The Rhodium Group, a research and advisory firm whose focus includes energy markets, submitted comments to FERC that said most power outages are unrelated to fuel issues.

It noted that from 2012 to 2016, utilities reported about 3.4 billion customer-hours were impacted by major disruptions. Of those, 96 percent of the associated lost service hours were due to severe weather. On the other hand, fuel emergencies or deficiencies at power plants caused 2,382 customer hours of lost service — just 0.00007 percent of the total.

“Our analysis demonstrates that from a nationwide perspective, fuel supply issues are a very small driver of electric power outages and total lost electric service,” the company concluded.

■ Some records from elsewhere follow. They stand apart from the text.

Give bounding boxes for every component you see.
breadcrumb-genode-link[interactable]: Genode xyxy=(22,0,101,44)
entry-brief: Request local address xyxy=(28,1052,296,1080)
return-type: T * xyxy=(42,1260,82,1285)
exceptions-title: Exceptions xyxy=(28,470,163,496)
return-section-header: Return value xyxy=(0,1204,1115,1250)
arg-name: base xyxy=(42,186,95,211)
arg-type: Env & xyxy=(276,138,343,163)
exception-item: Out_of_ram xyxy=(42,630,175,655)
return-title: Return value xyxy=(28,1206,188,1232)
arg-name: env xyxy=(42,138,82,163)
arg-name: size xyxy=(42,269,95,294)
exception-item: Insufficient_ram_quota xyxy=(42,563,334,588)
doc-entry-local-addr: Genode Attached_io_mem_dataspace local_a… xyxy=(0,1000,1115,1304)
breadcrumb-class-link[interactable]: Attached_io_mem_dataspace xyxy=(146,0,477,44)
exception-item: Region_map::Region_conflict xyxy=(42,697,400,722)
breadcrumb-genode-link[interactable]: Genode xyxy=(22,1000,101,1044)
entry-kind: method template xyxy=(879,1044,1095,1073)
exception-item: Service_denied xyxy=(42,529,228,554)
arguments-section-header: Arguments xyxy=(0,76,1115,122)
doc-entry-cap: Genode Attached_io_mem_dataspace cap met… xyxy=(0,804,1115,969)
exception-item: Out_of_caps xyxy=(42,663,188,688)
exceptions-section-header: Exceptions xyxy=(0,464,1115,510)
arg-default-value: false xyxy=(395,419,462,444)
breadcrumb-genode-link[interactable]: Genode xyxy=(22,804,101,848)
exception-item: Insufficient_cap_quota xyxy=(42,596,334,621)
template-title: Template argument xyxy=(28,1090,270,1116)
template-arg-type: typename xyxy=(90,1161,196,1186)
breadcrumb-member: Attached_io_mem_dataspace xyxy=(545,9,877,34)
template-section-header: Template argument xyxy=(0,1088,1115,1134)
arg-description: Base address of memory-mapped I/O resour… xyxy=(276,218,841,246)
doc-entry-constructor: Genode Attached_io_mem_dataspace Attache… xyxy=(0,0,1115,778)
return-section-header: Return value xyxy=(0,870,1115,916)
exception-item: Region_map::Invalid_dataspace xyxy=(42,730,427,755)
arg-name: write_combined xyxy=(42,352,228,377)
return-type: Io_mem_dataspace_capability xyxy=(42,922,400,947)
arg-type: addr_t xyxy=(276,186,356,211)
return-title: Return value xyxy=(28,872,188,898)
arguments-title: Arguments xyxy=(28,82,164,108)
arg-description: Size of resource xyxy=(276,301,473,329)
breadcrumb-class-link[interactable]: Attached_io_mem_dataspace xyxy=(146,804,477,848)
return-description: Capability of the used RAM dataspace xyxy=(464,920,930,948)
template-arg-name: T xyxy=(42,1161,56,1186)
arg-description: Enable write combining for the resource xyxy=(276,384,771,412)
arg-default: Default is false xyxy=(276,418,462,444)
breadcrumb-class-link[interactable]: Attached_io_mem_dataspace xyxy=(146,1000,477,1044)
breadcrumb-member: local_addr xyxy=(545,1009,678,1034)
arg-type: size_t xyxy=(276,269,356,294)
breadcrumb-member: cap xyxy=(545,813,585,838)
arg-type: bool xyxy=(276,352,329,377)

ExxonMobil Power and Gas Services, in its comments on the plan, affirmed that argument:

“The concern about fuel inventory is further shown to be misplaced, as very few major power outages are due to fuel supply problems, thereby marginalizing the benefit of on-site fuel inventory.”

The DOE proposal also brought accusations from current and former FERC members that the department was trying to seriously cripple, if not destroy, wholesale power markets.

Former commission chair Jon Wellinghoff said it “would blow the market up.” Current Commissioner Robert Powelson echoed that line, saying he “did not sign up to go blow up the markets.”  He added: “What that happens, we’re done. I’m done. I don’t need this job.” Commission colleague Cheryl LaFleur endorsed his comments on Twitter.

New FERC Chair Neil Chatterjee told reporters that while he was “sympathetic” to parts of the DOE plan, he would not go forward with policies that would “blow up” the markets or could not withstand court challenges.

Saying he believed strongly in markets,” Chatterjee – a former aide to Senate Majority Leader Mitch McConnell and a native of coal-reliant Kentucky – continued, “We’ve invested nearly two decades and billions upon billions of dollars in our existing market structure, and I don’t want to do anything to disrupt that market structure. And I also want to ensure that whatever steps the commission takes withstand legal scrutiny and are legally viable.”

Appearing before the House Energy Subcommittee, Perry did not back down. He testified that the proposed rule emerged because concerns over grid resiliency had for too long “been kicked down the road,” and went on to say: 

 “I respect the FERC members’ views. I think their picture is one that is a snapshot in time…What I think one of my roles is, is to think outside of the box.”